C. Pemanfaatan Barang Gadai
1.   Pemanfaatan Barang Gadai oleh Orang yang Menggadaikan
Di antara para ulama terdapat dua pendapat, jumhur ulama selain Syafi’iyah melarang orang yang menggadaikan untuk memanfaatkan barang gadai, sedangkan ulama Syafi’iyah membolehkannya sejauh tidak memudharatkan pemegang gadai. Uraiannya adalah sebagai berikut.
a.    Ulama Hanafiyah berpendapat bahwa orang yang menggadaikan tidak boleh memanfaatkan barang gadai tanpa seizin pemegang gadai, begitu pula pemegang gadai tidak boleh memanfaatkannya tanpa seizin orang yang menggadaikan. Mereka beralasan bahwa barang gadai harus tetap dikuasai oleh pemegang gadai selamanya. Pendapat ini senada dengan pendapat ulama Hanabilah, sebab manfaat yang ada dalam barang gadai pada dasarnya termasuk gadai/rahn.
b.   Ulama Malikiyah berpendapat bahwa jika pemegang gadai mengizinkan orang yang menggadaikan untuk memanfaatkan barang gadai, akad menjadi batal. Adapun pemegang gadai dibolehkan memanfaatkan barang gadai sekadarnya (tidak boleh lama) itu pun atas tanggungan orang yang menggadaikan. Sebagian ulama Malikiyah berpendapat, jika pemegang gadai terlalu lama memanfaatkan barang gadai, ia harus membayarnya. Sebagian lainnya berpendapat tidak perlu membayar.

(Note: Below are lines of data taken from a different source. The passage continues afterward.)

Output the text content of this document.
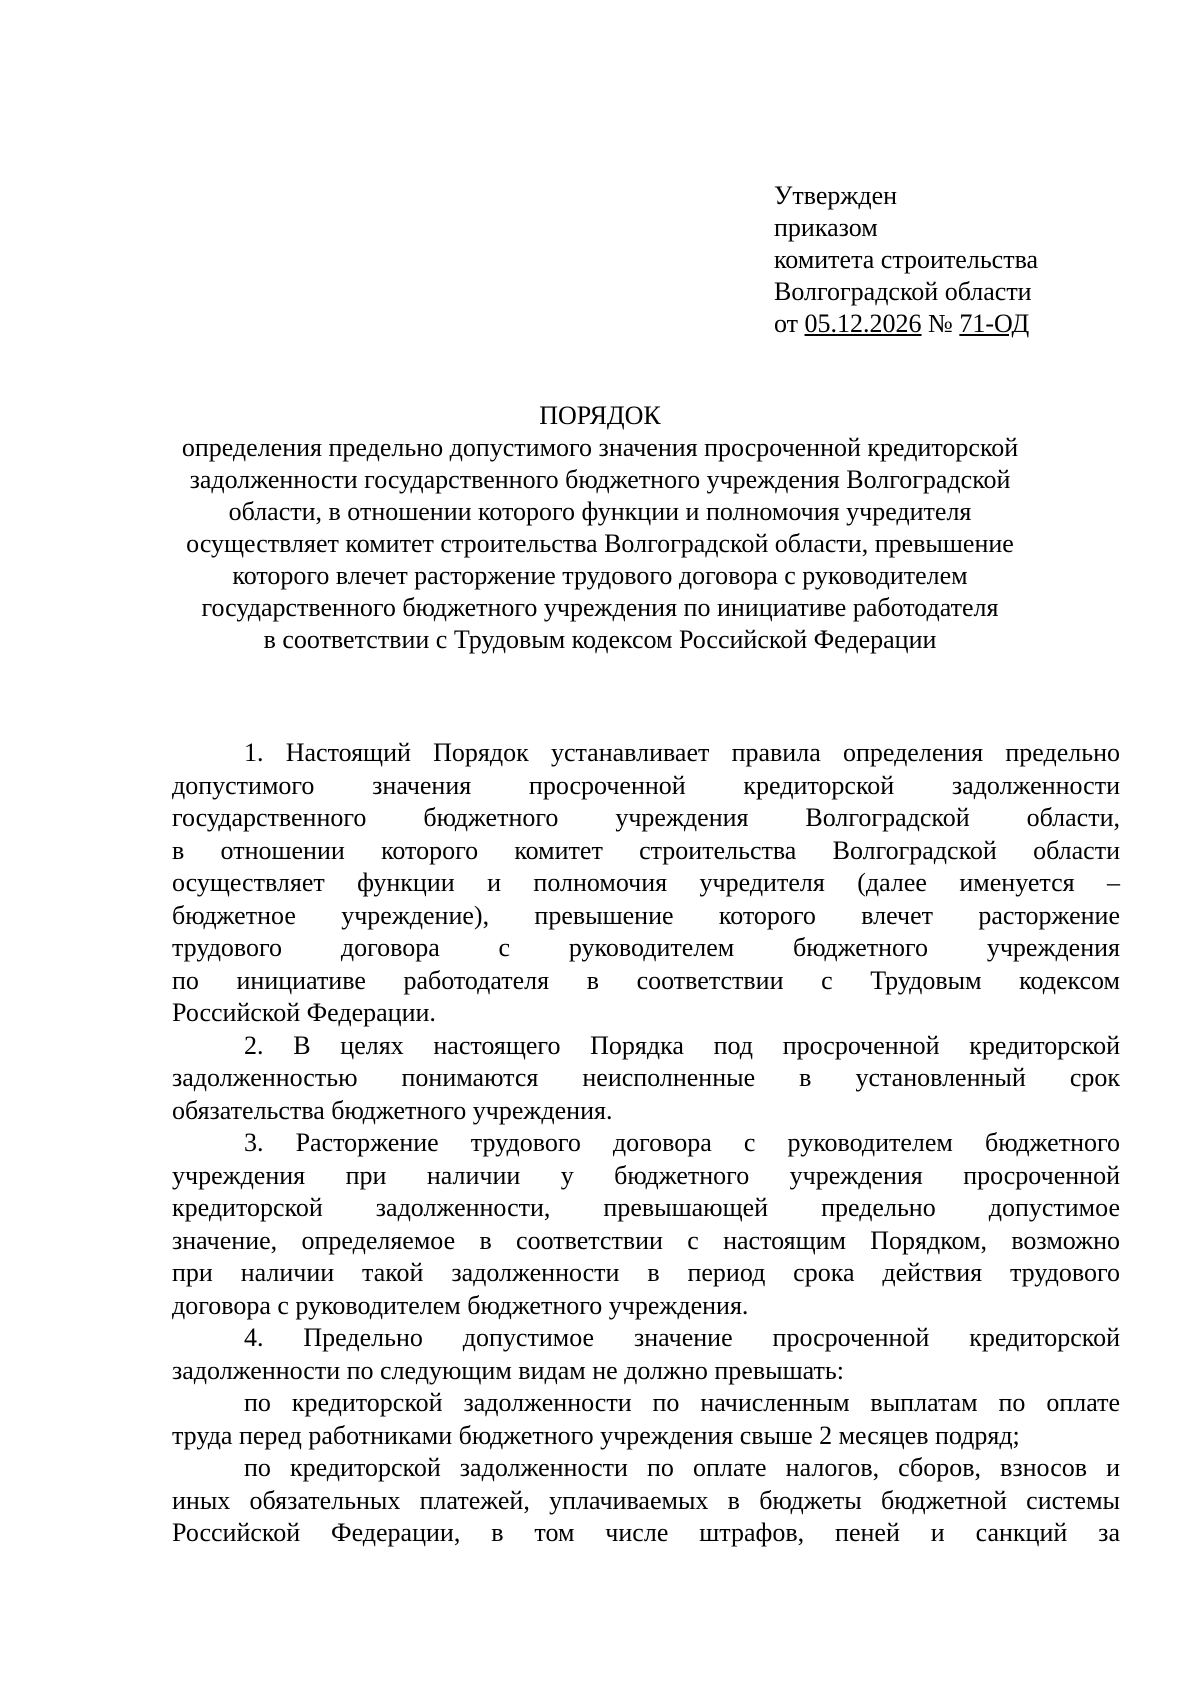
Утвержден
приказом
комитета строительства
Волгоградской области
от 05.12.2026 № 71-ОД
ПОРЯДОК
определения предельно допустимого значения просроченной кредиторской
задолженности государственного бюджетного учреждения Волгоградской
области, в отношении которого функции и полномочия учредителя
осуществляет комитет строительства Волгоградской области, превышение
которого влечет расторжение трудового договора с руководителем
государственного бюджетного учреждения по инициативе работодателя
в соответствии с Трудовым кодексом Российской Федерации

1. Настоящий Порядок устанавливает правила определения предельно
допустимого значения просроченной кредиторской задолженности
государственного бюджетного учреждения Волгоградской области,
в отношении которого комитет строительства Волгоградской области
осуществляет функции и полномочия учредителя (далее именуется –
бюджетное учреждение), превышение которого влечет расторжение
трудового договора с руководителем бюджетного учреждения
по инициативе работодателя в соответствии с Трудовым кодексом
Российской Федерации.

2. В целях настоящего Порядка под просроченной кредиторской
задолженностью понимаются неисполненные в установленный срок
обязательства бюджетного учреждения.

3. Расторжение трудового договора с руководителем бюджетного
учреждения при наличии у бюджетного учреждения просроченной
кредиторской задолженности, превышающей предельно допустимое
значение, определяемое в соответствии с настоящим Порядком, возможно
при наличии такой задолженности в период срока действия трудового
договора с руководителем бюджетного учреждения.

4. Предельно допустимое значение просроченной кредиторской
задолженности по следующим видам не должно превышать:

по кредиторской задолженности по начисленным выплатам по оплате
труда перед работниками бюджетного учреждения свыше 2 месяцев подряд;

по кредиторской задолженности по оплате налогов, сборов, взносов и
иных обязательных платежей, уплачиваемых в бюджеты бюджетной системы
Российской Федерации, в том числе штрафов, пеней и санкций за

Pendapat lainnya diharuskan membayar, kecuali jika orang yang menggadaikan mengetahui dan tidak mempermasalahkannya.
c.    Ulama Syafi’iyah berpendapat bahwa orang yang menggadaikan dibolehkan untuk memanfaatkan barang gadai. Jika tidak menyebabkan barang gadai berkurang, tidak perlu meminta izin, seperti mengendarainya, menempatinya, dan lain-lain. Akan tetapi, jika menyebabkan barang gadai berkurang, seperti sawah, kebun, orang yang menggadaikan harus meminta izin kepada pemegang gadai.[5]
Dari perbedaan pendapat di atas, penulis cenderung setuju kepada pendapat yang tidak memperbolehkan orang yang menggadaikan untuk memanfaatkan barang gadai kecuali telah mendapatkan izin, sebagaimana yang dikemukakan oleh Ulama Hanafiyah, Malikiyah dan Hanabilah, sebab itu merupakan kekuasaan pemegang gadai.
2.   Pemanfaatan Barang Gadai oleh Pemegang Gadai
a.    Pendapat Ulama Syafi’iyah
Pendapat Imam Syafi’i tentang pengambilan manfaat dari hasil barang gadai oleh pemegang gadai, seperti yang disebutkan dalam kitab al-umm, beliau mengatakan: “Manfaat dari barang jaminan adalah bagi yang menggadaikan, tidak ada suatupun dari barang jaminan itu bagi yang menerima gadai”
Bahwa yang berhak mengambil manfaat dari barang yang digadaikan itu adalah orang yang menggadaikan barang tersebut dan dan bukan pemegang gadai. Meskipun yang mempunyai hak untuk mengambil manfaat dari barang jaminan itu orang yang menggadaikan, namun kekuasaan atas barang jaminan gadai itu ada di tangan si pemegang gadai.[6] Ulama Syafi’iyah menambahkan, pemegang gadai tidak memiliki hak untuk memanfaatkan barang gadai, hal ini berdasarkan hadis Rasulullah Saw riwayat asy-Syafi’I, Daruquthni dan Ibnu Majah dari Abu Hurairah, “Tidak terlepas kepemilikan barang gadai dari pemilik yang menggadaikannya. Ia memperoleh manfaat dan menanggung risikonya[7]
Menurut Imam Syafi’i bahwa pihak yang harus bertanggung jawab bila barang jaminan gadai rusak atau musnah adalah pihak yang menggadaikan, baik yang berhubungan dengan pemberian keperluan hidup atau yang berhubungan dengan penjagaan, karena dialah yang memiliki barang tersebut dan dia pula yang bertanggungjawab atas segala resiko yang menimpa barang tersebut, sebagaimana baginya pula manfaat yang dihasilkan dari barang gadai.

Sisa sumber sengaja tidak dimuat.